Lawsuit Overview
May 19, 2021 - An investor in shares of Ubiquiti Inc. (NYSE: UI) filed a lawsuit in the U.S. District Court for the Southern District of New York over alleged violations of Federal Securities Laws by Ubiquiti Inc. in connection with certain allegedly false and misleading statements made between January 11, 2021 and March 30, 2021.
New York based Ubiquiti Inc. develops networking technology for service providers, enterprises, and consumers.
On January 11, 2021, Ubiquiti Inc. disclosed that a breach involving a third-party cloud provider had exposed customer account credentials.
Then on March 30, 2021, the Krebs on Security posted an article entitled “Whistleblower: Ubiquiti Breach ‘Catastrophic’” stating that “[n]ow a source who participated in the response to that breach alleges Ubiquiti massively downplayed a ‘catastrophic’ incident to minimize the hit to its stock price, and that the third-party cloud provider claim was a fabrication.” Further, the article quoted a letter from the source to the European Data Protection Supervisor stating “[i]t was catastrophically worse than reported, and legal silenced and overruled efforts to decisively protect customers” and “[t]he breach was massive, customer data was at risk, access to customers’ devices deployed in corporations and homes around the world was at risk.”
Shares of Ubiquiti Inc. (NYSE: UI) declined from $401.81 per share on March 29, 2021, to $272.89 per share on April 12, 2021.

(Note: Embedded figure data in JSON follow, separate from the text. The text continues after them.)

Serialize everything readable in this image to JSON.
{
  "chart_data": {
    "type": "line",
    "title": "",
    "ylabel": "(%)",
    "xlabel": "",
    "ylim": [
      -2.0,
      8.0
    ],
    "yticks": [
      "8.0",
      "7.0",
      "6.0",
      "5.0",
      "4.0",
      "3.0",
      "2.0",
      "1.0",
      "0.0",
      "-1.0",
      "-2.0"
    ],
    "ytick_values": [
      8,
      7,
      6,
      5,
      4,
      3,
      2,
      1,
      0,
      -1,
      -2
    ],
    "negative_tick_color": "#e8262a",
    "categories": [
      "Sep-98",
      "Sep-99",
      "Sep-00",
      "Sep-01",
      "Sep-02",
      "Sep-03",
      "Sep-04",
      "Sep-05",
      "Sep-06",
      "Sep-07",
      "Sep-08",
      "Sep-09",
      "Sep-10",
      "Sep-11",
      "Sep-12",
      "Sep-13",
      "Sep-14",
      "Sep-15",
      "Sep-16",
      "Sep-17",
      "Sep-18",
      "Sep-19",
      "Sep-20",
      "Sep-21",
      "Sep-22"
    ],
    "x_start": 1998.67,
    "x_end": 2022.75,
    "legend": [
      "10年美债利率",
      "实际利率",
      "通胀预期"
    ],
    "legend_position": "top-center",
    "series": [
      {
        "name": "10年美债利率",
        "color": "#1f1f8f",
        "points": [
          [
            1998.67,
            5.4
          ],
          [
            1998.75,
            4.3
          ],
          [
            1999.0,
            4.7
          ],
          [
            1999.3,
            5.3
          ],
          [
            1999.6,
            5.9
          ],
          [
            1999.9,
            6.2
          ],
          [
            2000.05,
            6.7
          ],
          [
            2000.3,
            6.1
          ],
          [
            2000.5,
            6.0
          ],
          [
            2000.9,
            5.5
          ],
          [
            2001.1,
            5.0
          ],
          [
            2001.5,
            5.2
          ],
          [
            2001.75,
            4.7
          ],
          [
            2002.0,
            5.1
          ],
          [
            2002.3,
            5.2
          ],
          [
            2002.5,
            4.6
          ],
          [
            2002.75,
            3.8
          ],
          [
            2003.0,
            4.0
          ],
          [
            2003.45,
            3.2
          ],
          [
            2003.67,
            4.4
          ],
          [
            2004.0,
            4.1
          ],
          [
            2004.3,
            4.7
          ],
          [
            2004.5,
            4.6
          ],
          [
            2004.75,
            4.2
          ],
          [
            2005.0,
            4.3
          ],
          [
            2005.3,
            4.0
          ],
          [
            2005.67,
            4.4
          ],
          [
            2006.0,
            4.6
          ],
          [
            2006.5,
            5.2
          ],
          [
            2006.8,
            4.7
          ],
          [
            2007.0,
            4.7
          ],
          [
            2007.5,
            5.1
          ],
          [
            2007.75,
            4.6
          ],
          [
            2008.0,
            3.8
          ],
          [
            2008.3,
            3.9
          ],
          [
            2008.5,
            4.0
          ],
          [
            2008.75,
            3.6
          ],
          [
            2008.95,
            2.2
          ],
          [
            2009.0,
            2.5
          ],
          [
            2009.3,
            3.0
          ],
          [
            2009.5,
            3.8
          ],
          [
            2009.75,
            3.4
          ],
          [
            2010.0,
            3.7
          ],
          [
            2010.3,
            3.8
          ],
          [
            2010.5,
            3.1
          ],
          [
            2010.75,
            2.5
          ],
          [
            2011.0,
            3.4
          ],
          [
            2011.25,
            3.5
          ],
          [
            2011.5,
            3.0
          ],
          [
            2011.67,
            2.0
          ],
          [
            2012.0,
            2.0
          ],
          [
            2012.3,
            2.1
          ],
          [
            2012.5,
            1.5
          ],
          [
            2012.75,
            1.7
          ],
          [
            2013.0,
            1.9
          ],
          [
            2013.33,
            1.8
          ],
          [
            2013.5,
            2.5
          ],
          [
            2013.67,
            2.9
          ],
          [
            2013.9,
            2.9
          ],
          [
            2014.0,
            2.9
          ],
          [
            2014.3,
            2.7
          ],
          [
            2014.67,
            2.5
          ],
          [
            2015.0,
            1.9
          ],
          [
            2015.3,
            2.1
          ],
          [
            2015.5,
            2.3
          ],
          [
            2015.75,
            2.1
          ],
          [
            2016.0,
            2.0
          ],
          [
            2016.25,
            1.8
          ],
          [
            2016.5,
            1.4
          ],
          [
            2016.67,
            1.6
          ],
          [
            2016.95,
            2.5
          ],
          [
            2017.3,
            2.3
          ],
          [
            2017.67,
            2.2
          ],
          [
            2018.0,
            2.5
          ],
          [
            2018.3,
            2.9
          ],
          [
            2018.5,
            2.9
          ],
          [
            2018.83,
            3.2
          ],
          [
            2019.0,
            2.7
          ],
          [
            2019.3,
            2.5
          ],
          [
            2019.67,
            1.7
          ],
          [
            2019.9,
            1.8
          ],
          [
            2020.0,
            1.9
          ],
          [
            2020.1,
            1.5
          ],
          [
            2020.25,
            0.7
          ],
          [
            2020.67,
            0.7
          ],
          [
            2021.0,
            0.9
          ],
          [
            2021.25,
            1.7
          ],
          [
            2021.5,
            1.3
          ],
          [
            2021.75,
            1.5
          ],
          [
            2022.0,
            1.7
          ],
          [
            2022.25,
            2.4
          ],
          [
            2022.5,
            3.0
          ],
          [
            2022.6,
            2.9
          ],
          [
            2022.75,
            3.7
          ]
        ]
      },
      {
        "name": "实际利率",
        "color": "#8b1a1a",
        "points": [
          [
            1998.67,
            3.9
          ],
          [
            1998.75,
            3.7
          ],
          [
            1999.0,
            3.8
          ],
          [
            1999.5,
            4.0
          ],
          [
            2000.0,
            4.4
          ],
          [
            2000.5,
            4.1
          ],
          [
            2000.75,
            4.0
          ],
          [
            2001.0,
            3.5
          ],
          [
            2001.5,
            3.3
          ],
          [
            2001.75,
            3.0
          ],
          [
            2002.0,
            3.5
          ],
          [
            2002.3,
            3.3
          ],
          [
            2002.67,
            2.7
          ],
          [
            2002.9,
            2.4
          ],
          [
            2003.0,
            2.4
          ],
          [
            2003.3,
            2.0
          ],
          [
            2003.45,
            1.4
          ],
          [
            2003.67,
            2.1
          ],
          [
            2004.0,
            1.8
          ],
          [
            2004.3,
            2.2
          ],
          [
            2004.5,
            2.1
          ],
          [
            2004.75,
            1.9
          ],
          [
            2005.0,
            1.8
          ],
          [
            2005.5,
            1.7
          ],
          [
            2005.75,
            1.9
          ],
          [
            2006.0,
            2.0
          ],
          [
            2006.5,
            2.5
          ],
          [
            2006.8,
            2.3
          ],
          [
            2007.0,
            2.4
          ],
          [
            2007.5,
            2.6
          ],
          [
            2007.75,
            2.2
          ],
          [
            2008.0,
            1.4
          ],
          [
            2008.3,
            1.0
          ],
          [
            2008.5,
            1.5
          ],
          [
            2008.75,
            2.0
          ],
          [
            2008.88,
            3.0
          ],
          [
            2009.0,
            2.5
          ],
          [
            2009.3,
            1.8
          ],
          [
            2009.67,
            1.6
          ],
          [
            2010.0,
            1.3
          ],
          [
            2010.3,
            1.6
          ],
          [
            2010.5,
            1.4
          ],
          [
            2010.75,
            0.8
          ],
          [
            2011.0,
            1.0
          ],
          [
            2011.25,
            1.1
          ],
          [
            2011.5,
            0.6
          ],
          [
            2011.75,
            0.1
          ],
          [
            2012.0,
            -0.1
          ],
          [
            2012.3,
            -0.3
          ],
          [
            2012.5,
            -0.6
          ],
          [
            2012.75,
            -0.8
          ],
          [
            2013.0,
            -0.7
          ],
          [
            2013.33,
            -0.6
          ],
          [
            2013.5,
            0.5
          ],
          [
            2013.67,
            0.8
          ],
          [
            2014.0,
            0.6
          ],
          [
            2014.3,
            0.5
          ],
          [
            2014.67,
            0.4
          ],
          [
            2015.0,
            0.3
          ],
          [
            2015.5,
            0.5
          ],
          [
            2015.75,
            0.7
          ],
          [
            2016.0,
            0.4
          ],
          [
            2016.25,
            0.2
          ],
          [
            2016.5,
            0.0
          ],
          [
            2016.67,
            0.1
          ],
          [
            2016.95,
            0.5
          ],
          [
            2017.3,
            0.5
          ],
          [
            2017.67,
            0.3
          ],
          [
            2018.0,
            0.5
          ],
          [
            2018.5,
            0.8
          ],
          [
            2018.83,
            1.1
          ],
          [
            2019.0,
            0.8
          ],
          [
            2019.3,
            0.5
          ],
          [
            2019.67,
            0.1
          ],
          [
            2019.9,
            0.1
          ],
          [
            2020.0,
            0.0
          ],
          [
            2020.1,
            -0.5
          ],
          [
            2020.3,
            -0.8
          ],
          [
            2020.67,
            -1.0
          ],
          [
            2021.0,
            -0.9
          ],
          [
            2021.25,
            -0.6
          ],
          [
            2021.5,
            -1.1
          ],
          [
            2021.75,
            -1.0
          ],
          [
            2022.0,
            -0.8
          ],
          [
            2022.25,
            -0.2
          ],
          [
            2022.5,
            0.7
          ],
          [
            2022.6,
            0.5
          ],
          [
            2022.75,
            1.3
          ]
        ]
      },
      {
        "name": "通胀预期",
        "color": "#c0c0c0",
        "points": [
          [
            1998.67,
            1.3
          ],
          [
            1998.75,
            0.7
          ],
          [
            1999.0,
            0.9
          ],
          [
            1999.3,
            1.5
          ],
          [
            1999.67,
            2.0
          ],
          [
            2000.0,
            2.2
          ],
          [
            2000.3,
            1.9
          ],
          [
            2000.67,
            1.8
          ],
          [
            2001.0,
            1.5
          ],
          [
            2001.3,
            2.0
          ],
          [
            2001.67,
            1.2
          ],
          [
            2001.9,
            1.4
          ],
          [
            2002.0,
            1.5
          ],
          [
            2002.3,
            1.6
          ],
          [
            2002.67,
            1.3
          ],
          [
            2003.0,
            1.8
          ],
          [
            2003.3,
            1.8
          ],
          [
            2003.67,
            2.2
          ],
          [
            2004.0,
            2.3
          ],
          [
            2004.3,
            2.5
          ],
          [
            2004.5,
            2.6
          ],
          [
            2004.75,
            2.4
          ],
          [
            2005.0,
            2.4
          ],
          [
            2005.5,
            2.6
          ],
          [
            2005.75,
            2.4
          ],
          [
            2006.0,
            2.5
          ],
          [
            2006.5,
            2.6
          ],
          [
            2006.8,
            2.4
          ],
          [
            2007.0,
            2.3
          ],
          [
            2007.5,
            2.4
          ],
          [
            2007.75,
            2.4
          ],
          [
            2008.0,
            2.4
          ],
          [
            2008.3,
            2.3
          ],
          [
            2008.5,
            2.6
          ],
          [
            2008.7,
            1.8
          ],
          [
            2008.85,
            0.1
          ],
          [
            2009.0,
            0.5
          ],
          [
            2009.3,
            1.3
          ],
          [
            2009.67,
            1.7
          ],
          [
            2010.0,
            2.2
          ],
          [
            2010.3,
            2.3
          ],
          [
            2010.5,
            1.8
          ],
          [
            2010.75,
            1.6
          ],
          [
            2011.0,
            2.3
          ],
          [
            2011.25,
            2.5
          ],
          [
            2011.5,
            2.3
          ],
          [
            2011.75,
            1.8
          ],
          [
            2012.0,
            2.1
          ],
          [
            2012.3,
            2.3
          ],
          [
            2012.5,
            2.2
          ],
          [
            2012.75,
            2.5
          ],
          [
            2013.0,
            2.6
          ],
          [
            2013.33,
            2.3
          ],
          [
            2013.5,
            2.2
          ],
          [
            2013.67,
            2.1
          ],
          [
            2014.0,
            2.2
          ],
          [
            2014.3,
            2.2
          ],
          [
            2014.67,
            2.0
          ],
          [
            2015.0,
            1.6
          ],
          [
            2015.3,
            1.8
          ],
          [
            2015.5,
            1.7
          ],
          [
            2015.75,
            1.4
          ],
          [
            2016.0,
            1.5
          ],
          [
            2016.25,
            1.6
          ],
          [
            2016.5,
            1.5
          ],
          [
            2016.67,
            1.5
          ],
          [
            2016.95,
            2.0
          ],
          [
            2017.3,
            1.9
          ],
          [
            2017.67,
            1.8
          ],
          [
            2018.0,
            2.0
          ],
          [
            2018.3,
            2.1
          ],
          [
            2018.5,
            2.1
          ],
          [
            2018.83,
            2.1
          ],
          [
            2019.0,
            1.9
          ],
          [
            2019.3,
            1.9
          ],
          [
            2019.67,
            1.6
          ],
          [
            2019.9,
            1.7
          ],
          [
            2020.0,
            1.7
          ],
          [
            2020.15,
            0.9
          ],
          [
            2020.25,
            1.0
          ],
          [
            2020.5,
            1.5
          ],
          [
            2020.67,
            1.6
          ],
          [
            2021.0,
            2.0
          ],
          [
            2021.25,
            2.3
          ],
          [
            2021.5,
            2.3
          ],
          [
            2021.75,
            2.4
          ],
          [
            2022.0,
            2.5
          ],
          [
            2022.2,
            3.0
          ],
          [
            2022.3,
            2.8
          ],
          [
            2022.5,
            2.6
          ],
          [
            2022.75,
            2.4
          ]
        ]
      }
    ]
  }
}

According to the complaint the plaintiff alleges on behalf of purchasers of Ubiquiti Inc. (NYSE: UI) common shares between January 11, 2021 and March 30, 2021, that the defendants violated Federal Securities Laws. More specifically, the plaintiff claims that between January 11, 2021 and March 30, 2021, the Defendants, in their statements concerning the data breach, failed to speak fully and truthfully because they failed to disclose to investors that the Company had downplayed the data breach in January 2021, that attackers had obtained administrative access to Ubiquiti’s servers and obtained access to, among other things, all databases, all user database credentials, and secrets required to forge single sign-on (SSO) cookies, that, as a result, intruders already had credentials needed to remotely access Ubiquiti’s customers’ systems, and that, as a result of the foregoing, Defendants’ positive statements about the Company’s business, operations, and prospects were materially misleading and/or lacked a reasonable basis.